Operations and Integers

Adding Integers

  • Basic Concept: When adding integers, determine if the signs are the same or different.

    • Different Signs: Subtract the absolute values and take the sign of the larger absolute value.

    • Same Signs: Add absolute values and keep the common sign.

Example 1: 12 + (-7)

  • Signs: Positive 12 and negative 7 (different signs)

  • Absolute Values: |12| = 12, |−7| = 7

  • Calculation: 12 - 7 = 5 (greater absolute value is positive 12)

  • Final Answer: Positive 5

    • Mental Approach: Start at 12 and decrease by 7 gives 5.

Example 2: -8 + (-10)

  • Signs: Both negative (same signs)

  • Absolute Values: |−8| = 8, |−10| = 10

  • Calculation: 8 + 10 = 18 (use negative sign)

  • Final Answer: Negative 18

    • Mental Approach: Start at -8, decrease by 10 gives -18.

Subtracting Integers

  • Basic Concept: The subtraction of integers can be turned into an addition problem by adding the opposite.

Example 1: 5 - (-9)

  • Transformation: 5 + 9 (opposite of -9 is +9)

  • Calculation: 5 + 9 = 14

  • Final Answer: Positive 14

    • Explanation: Subtracting a negative is like adding that value.

Example 2: -3 - 20

  • Transformation: -3 + (-20)

  • Calculation: -3 + -20 = -23

  • Final Answer: Negative 23

    • Explanation: Start at -3, decreasing by 20 results in -23.

Multiplying Integers

  • Basic Concept: The product of integers is determined by the signs of the integers.

    • Different Signs: Product is negative.

    • Same Signs: Product is positive.

Example 1: -7 x 4

  • Signs: Negative x Positive (different signs)

  • Calculation: 7 x 4 = 28, thus product is negative.

  • Final Answer: Negative 28.

Example 2: -10 x -6

  • Signs: Negative x Negative (same signs)

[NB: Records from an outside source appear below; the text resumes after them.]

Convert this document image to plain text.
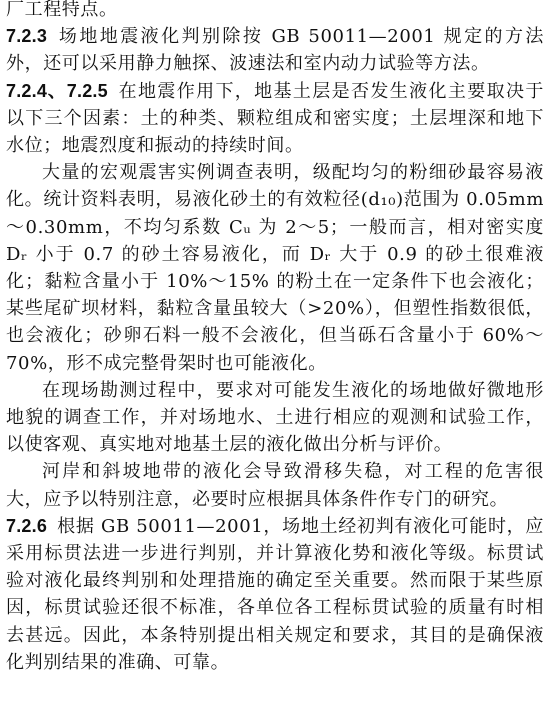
厂工程特点。

7.2.3 场地地震液化判别除按 GB 50011—2001 规定的方法外，还可以采用静力触探、波速法和室内动力试验等方法。

7.2.4、7.2.5 在地震作用下，地基土层是否发生液化主要取决于以下三个因素：土的种类、颗粒组成和密实度；土层埋深和地下水位；地震烈度和振动的持续时间。

大量的宏观震害实例调查表明，级配均匀的粉细砂最容易液化。统计资料表明，易液化砂土的有效粒径(d₁₀)范围为 0.05mm～0.30mm，不均匀系数 Cᵤ 为 2～5；一般而言，相对密实度 Dᵣ 小于 0.7 的砂土容易液化，而 Dᵣ 大于 0.9 的砂土很难液化；黏粒含量小于 10%～15% 的粉土在一定条件下也会液化；某些尾矿坝材料，黏粒含量虽较大（>20%），但塑性指数很低，也会液化；砂卵石料一般不会液化，但当砾石含量小于 60%～70%，形不成完整骨架时也可能液化。

在现场勘测过程中，要求对可能发生液化的场地做好微地形地貌的调查工作，并对场地水、土进行相应的观测和试验工作，以使客观、真实地对地基土层的液化做出分析与评价。

河岸和斜坡地带的液化会导致滑移失稳，对工程的危害很大，应予以特别注意，必要时应根据具体条件作专门的研究。

7.2.6 根据 GB 50011—2001，场地土经初判有液化可能时，应采用标贯法进一步进行判别，并计算液化势和液化等级。标贯试验对液化最终判别和处理措施的确定至关重要。然而限于某些原因，标贯试验还很不标准，各单位各工程标贯试验的质量有时相去甚远。因此，本条特别提出相关规定和要求，其目的是确保液化判别结果的准确、可靠。
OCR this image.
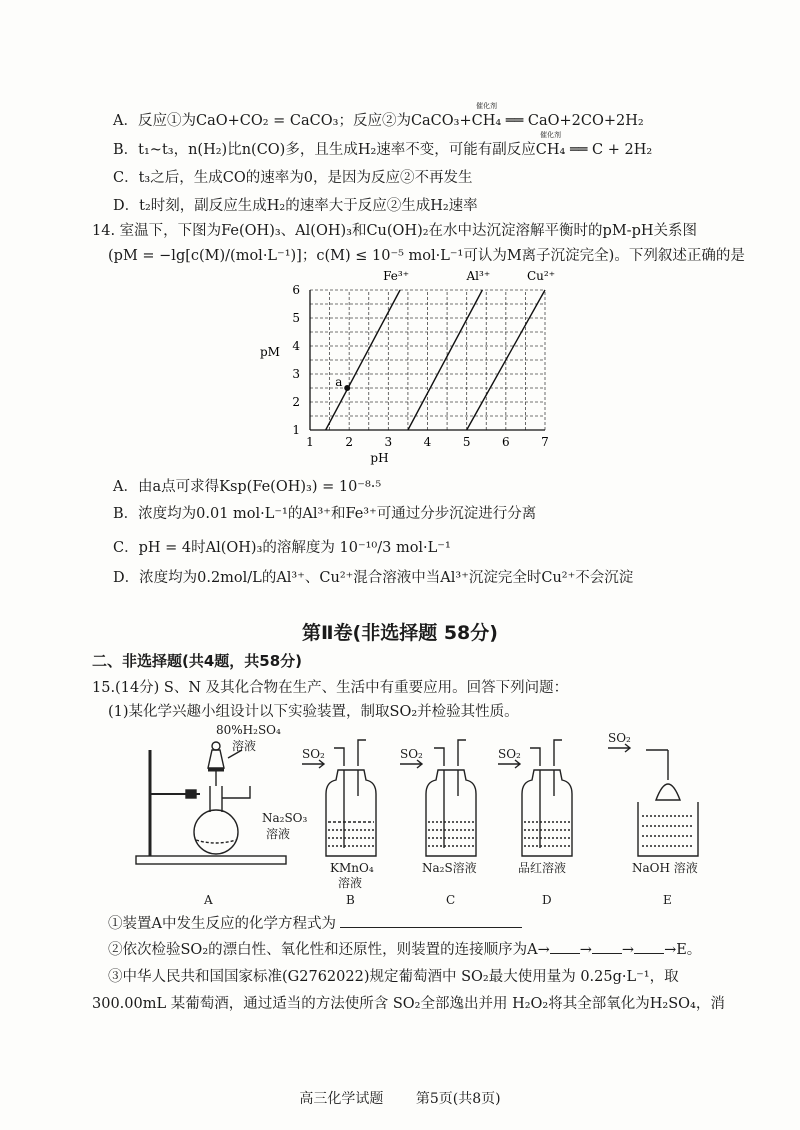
A．反应①为CaO+CO₂ = CaCO₃；反应②为CaCO₃+CH₄ ══ CaO+2CO+2H₂
B．t₁~t₃，n(H₂)比n(CO)多，且生成H₂速率不变，可能有副反应CH₄ ══ C + 2H₂
C．t₃之后，生成CO的速率为0，是因为反应②不再发生
D．t₂时刻，副反应生成H₂的速率大于反应②生成H₂速率
催化剂
催化剂
14. 室温下，下图为Fe(OH)₃、Al(OH)₃和Cu(OH)₂在水中达沉淀溶解平衡时的pM-pH关系图
(pM = −lg[c(M)/(mol·L⁻¹)]；c(M) ≤ 10⁻⁵ mol·L⁻¹可认为M离子沉淀完全)。下列叙述正确的是
1	2	3	4	5	6	7
1
2
3
4
5
6
pH
pM
Fe³⁺	Al³⁺	Cu²⁺
a
A．由a点可求得Ksp(Fe(OH)₃) = 10⁻⁸·⁵
B．浓度均为0.01 mol·L⁻¹的Al³⁺和Fe³⁺可通过分步沉淀进行分离
C．pH = 4时Al(OH)₃的溶解度为 10⁻¹⁰/3 mol·L⁻¹
D．浓度均为0.2mol/L的Al³⁺、Cu²⁺混合溶液中当Al³⁺沉淀完全时Cu²⁺不会沉淀
第Ⅱ卷(非选择题 58分)
二、非选择题(共4题，共58分)
15.(14分) S、N 及其化合物在生产、生活中有重要应用。回答下列问题：
(1)某化学兴趣小组设计以下实验装置，制取SO₂并检验其性质。
80%H₂SO₄
溶液
Na₂SO₃
溶液
SO₂	SO₂	SO₂
SO₂
KMnO₄
溶液
Na₂S溶液	品红溶液	NaOH 溶液
A	B	C	D	E
①装置A中发生反应的化学方程式为
②依次检验SO₂的漂白性、氧化性和还原性，则装置的连接顺序为A→ → → →E。
③中华人民共和国国家标准(G2762022)规定葡萄酒中 SO₂最大使用量为 0.25g·L⁻¹，取
300.00mL 某葡萄酒，通过适当的方法使所含 SO₂全部逸出并用 H₂O₂将其全部氧化为H₂SO₄，消
高三化学试题 第5页(共8页)
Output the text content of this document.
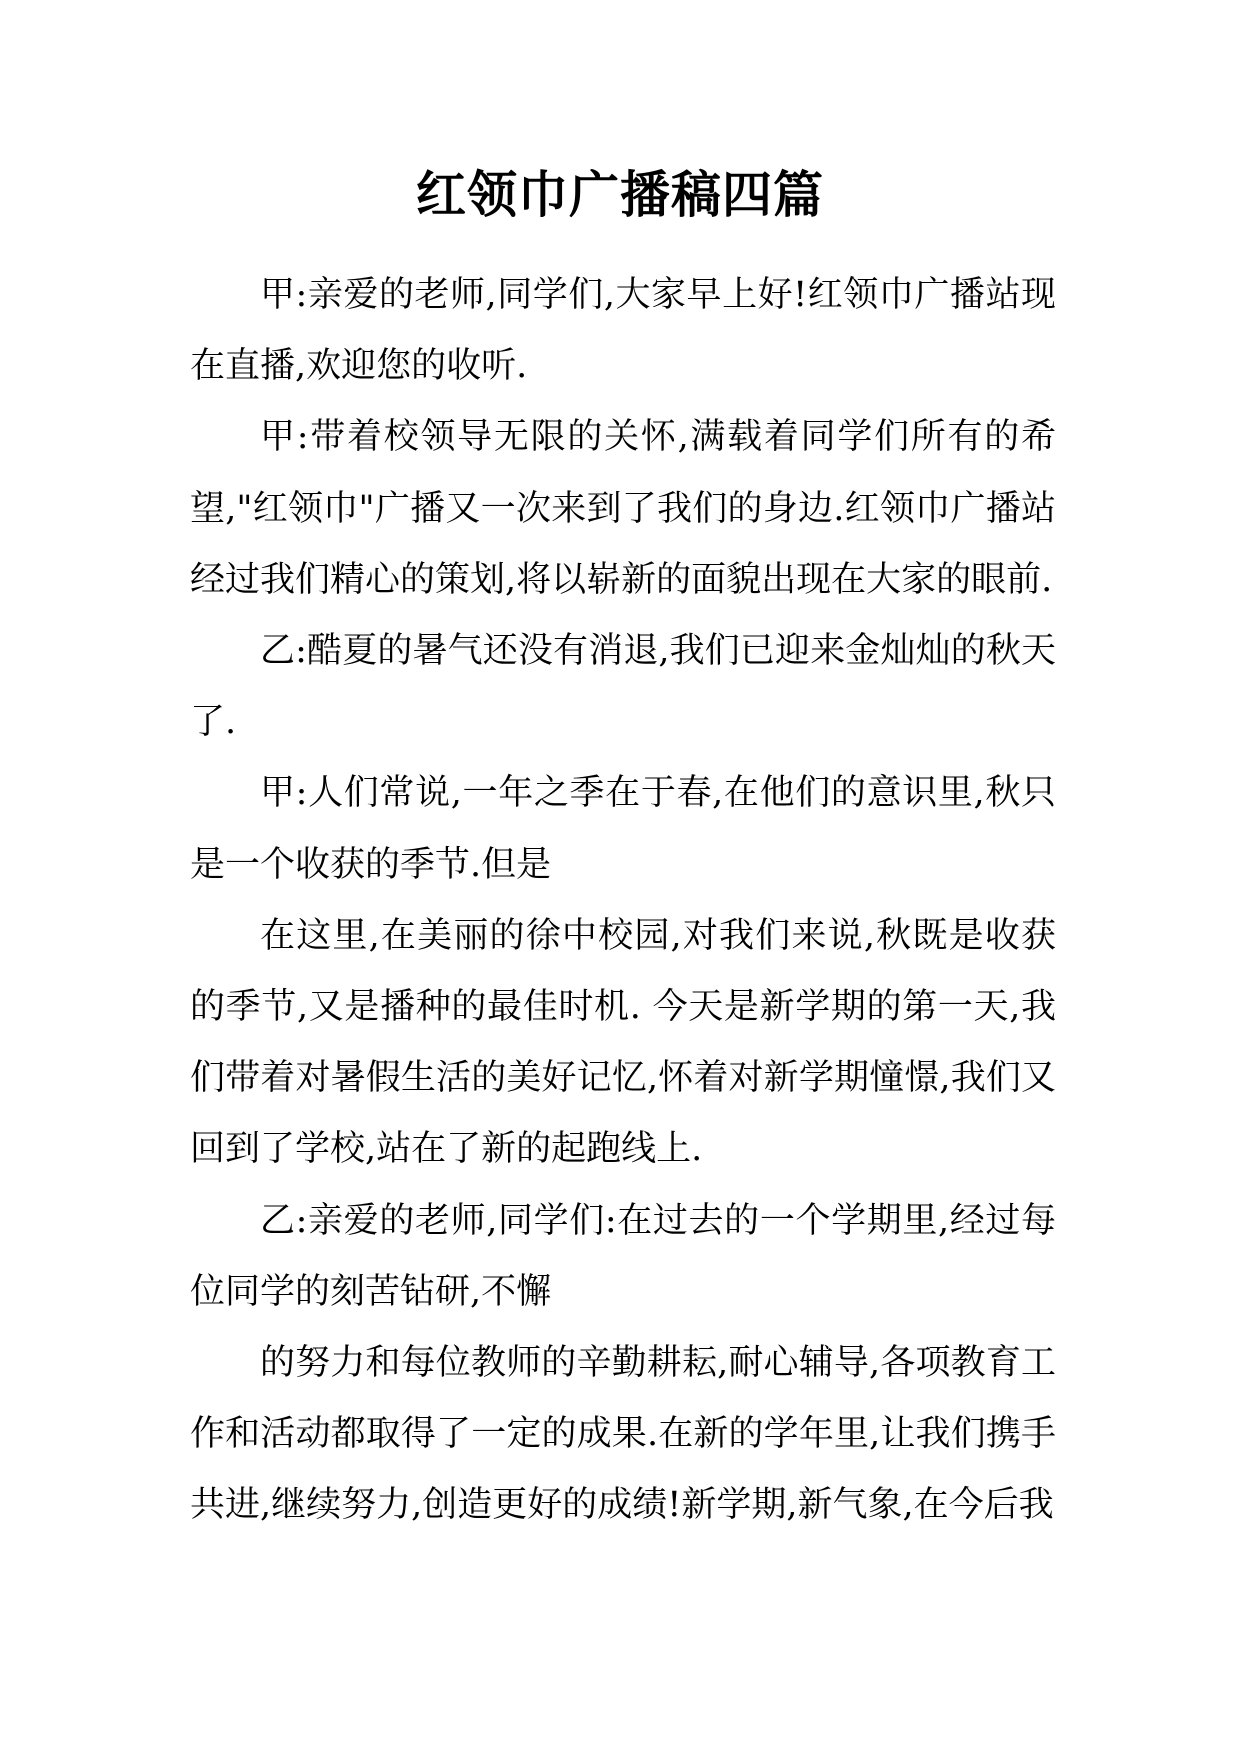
红领巾广播稿四篇

甲:亲爱的老师,同学们,大家早上好!红领巾广播站现在直播,欢迎您的收听.

甲:带着校领导无限的关怀,满载着同学们所有的希望,"红领巾"广播又一次来到了我们的身边.红领巾广播站经过我们精心的策划,将以崭新的面貌出现在大家的眼前.

乙:酷夏的暑气还没有消退,我们已迎来金灿灿的秋天了.

甲:人们常说,一年之季在于春,在他们的意识里,秋只是一个收获的季节.但是

在这里,在美丽的徐中校园,对我们来说,秋既是收获的季节,又是播种的最佳时机. 今天是新学期的第一天,我们带着对暑假生活的美好记忆,怀着对新学期憧憬,我们又回到了学校,站在了新的起跑线上.

乙:亲爱的老师,同学们:在过去的一个学期里,经过每位同学的刻苦钻研,不懈

的努力和每位教师的辛勤耕耘,耐心辅导,各项教育工作和活动都取得了一定的成果.在新的学年里,让我们携手共进,继续努力,创造更好的成绩!新学期,新气象,在今后我
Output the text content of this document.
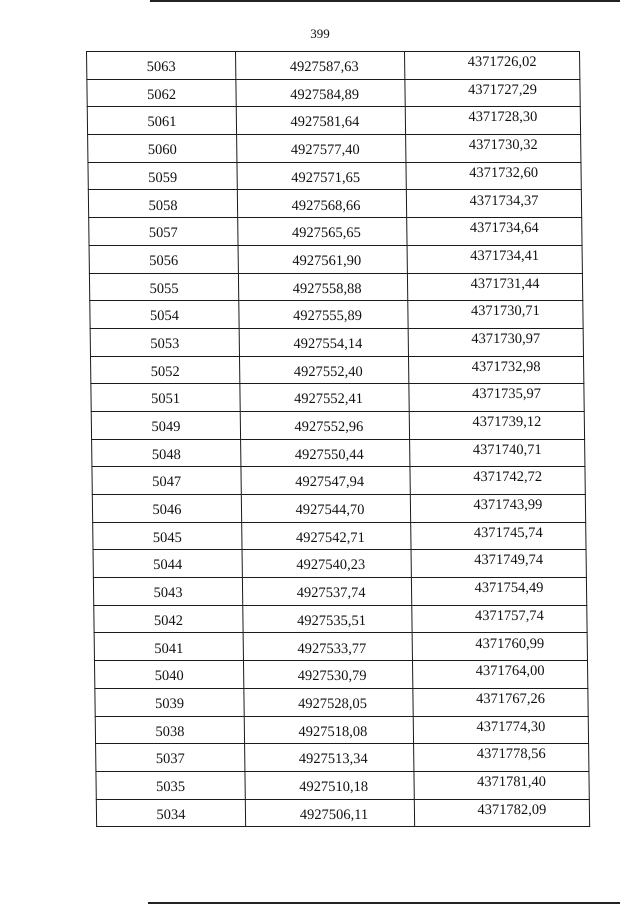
399
5063	4927587,63	4371726,02
5062	4927584,89	4371727,29
5061	4927581,64	4371728,30
5060	4927577,40	4371730,32
5059	4927571,65	4371732,60
5058	4927568,66	4371734,37
5057	4927565,65	4371734,64
5056	4927561,90	4371734,41
5055	4927558,88	4371731,44
5054	4927555,89	4371730,71
5053	4927554,14	4371730,97
5052	4927552,40	4371732,98
5051	4927552,41	4371735,97
5049	4927552,96	4371739,12
5048	4927550,44	4371740,71
5047	4927547,94	4371742,72
5046	4927544,70	4371743,99
5045	4927542,71	4371745,74
5044	4927540,23	4371749,74
5043	4927537,74	4371754,49
5042	4927535,51	4371757,74
5041	4927533,77	4371760,99
5040	4927530,79	4371764,00
5039	4927528,05	4371767,26
5038	4927518,08	4371774,30
5037	4927513,34	4371778,56
5035	4927510,18	4371781,40
5034	4927506,11	4371782,09
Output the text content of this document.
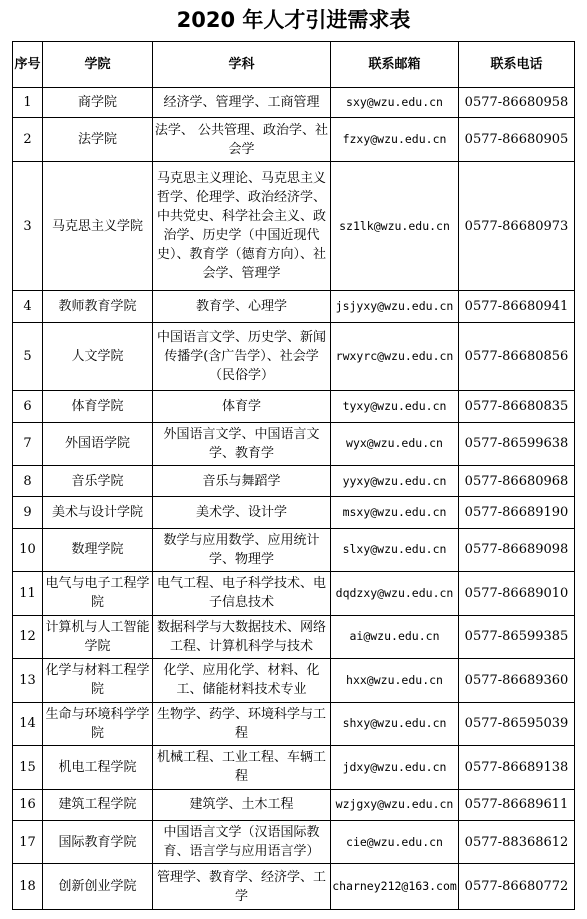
2020 年人才引进需求表
序号	学院	学科	联系邮箱	联系电话
1	商学院	经济学、管理学、工商管理	sxy@wzu.edu.cn	0577-86680958
2	法学院	法学、 公共管理、政治学、社会学	fzxy@wzu.edu.cn	0577-86680905
3	马克思主义学院	马克思主义理论、马克思主义哲学、伦理学、政治经济学、中共党史、科学社会主义、政治学、历史学（中国近现代史）、教育学（德育方向）、社会学、管理学	sz1lk@wzu.edu.cn	0577-86680973
4	教师教育学院	教育学、心理学	jsjyxy@wzu.edu.cn	0577-86680941
5	人文学院	中国语言文学、历史学、新闻传播学(含广告学）、社会学（民俗学）	rwxyrc@wzu.edu.cn	0577-86680856
6	体育学院	体育学	tyxy@wzu.edu.cn	0577-86680835
7	外国语学院	外国语言文学、中国语言文学、教育学	wyx@wzu.edu.cn	0577-86599638
8	音乐学院	音乐与舞蹈学	yyxy@wzu.edu.cn	0577-86680968
9	美术与设计学院	美术学、设计学	msxy@wzu.edu.cn	0577-86689190
10	数理学院	数学与应用数学、应用统计学、物理学	slxy@wzu.edu.cn	0577-86689098
11	电气与电子工程学院	电气工程、电子科学技术、电子信息技术	dqdzxy@wzu.edu.cn	0577-86689010
12	计算机与人工智能学院	数据科学与大数据技术、网络工程、计算机科学与技术	ai@wzu.edu.cn	0577-86599385
13	化学与材料工程学院	化学、应用化学、材料、化工、储能材料技术专业	hxx@wzu.edu.cn	0577-86689360
14	生命与环境科学学院	生物学、药学、环境科学与工程	shxy@wzu.edu.cn	0577-86595039
15	机电工程学院	机械工程、工业工程、车辆工程	jdxy@wzu.edu.cn	0577-86689138
16	建筑工程学院	建筑学、土木工程	wzjgxy@wzu.edu.cn	0577-86689611
17	国际教育学院	中国语言文学（汉语国际教育、语言学与应用语言学）	cie@wzu.edu.cn	0577-88368612
18	创新创业学院	管理学、教育学、经济学、工学	charney212@163.com	0577-86680772
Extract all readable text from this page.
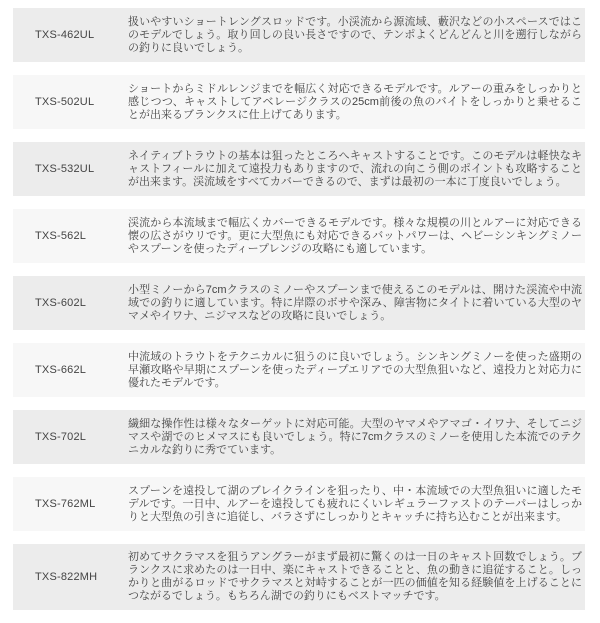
TXS-462UL
扱いやすいショートレングスロッドです。小渓流から源流域、藪沢などの小スペースではこのモデルでしょう。取り回しの良い長さですので、テンポよくどんどんと川を遡行しながらの釣りに良いでしょう。
TXS-502UL
ショートからミドルレンジまでを幅広く対応できるモデルです。ルアーの重みをしっかりと感じつつ、キャストしてアベレージクラスの25cm前後の魚のバイトをしっかりと乗せることが出来るブランクスに仕上げてあります。
TXS-532UL
ネイティブトラウトの基本は狙ったところへキャストすることです。このモデルは軽快なキャストフィールに加えて遠投力もありますので、流れの向こう側のポイントも攻略することが出来ます。渓流域をすべてカバーできるので、まずは最初の一本に丁度良いでしょう。
TXS-562L
渓流から本流域まで幅広くカバーできるモデルです。様々な規模の川とルアーに対応できる懐の広さがウリです。更に大型魚にも対応できるバットパワーは、ヘビーシンキングミノーやスプーンを使ったディープレンジの攻略にも適しています。
TXS-602L
小型ミノーから7cmクラスのミノーやスプーンまで使えるこのモデルは、開けた渓流や中流域での釣りに適しています。特に岸際のボサや深み、障害物にタイトに着いている大型のヤマメやイワナ、ニジマスなどの攻略に良いでしょう。
TXS-662L
中流域のトラウトをテクニカルに狙うのに良いでしょう。シンキングミノーを使った盛期の早瀬攻略や早期にスプーンを使ったディープエリアでの大型魚狙いなど、遠投力と対応力に優れたモデルです。
TXS-702L
繊細な操作性は様々なターゲットに対応可能。大型のヤマメやアマゴ・イワナ、そしてニジマスや湖でのヒメマスにも良いでしょう。特に7cmクラスのミノーを使用した本流でのテクニカルな釣りに秀でています。
TXS-762ML
スプーンを遠投して湖のブレイクラインを狙ったり、中・本流域での大型魚狙いに適したモデルです。一日中、ルアーを遠投しても疲れにくいレギュラーファストのテーパーはしっかりと大型魚の引きに追従し、バラさずにしっかりとキャッチに持ち込むことが出来ます。
TXS-822MH
初めてサクラマスを狙うアングラーがまず最初に驚くのは一日のキャスト回数でしょう。ブランクスに求めたのは一日中、楽にキャストできることと、魚の動きに追従すること。しっかりと曲がるロッドでサクラマスと対峙することが一匹の価値を知る経験値を上げることにつながるでしょう。もちろん湖での釣りにもベストマッチです。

  • Calculation: 10 x 6 = 60, thus product is positive.

  • Final Answer: Positive 60.

Dividing Integers

  • Basic Concept: The quotient is also determined by the signs in the same way as multiplication.

    • Same Signs: Quotient is positive.

    • Different Signs: Quotient is negative.

Example 1: -48 ÷ -8

  • Calculation Base: 48 ÷ 8 = 6

  • Sign Determination: Negative ÷ Negative gives a positive.

  • Final Answer: Positive 6.

Example 2: 36 ÷ -4

  • Calculation Base: 36 ÷ 4 = 9

  • Sign Determination: Positive ÷ Negative gives a negative.

  • Final Answer: Negative 9.

Final Recap

  • Addition: Same signs—add, keep sign; Different signs—subtract, take the sign of the greater absolute value.

  • Subtraction: Add opposite.

  • Multiplication/Division: Different signs yield negative results; same signs yield positive results.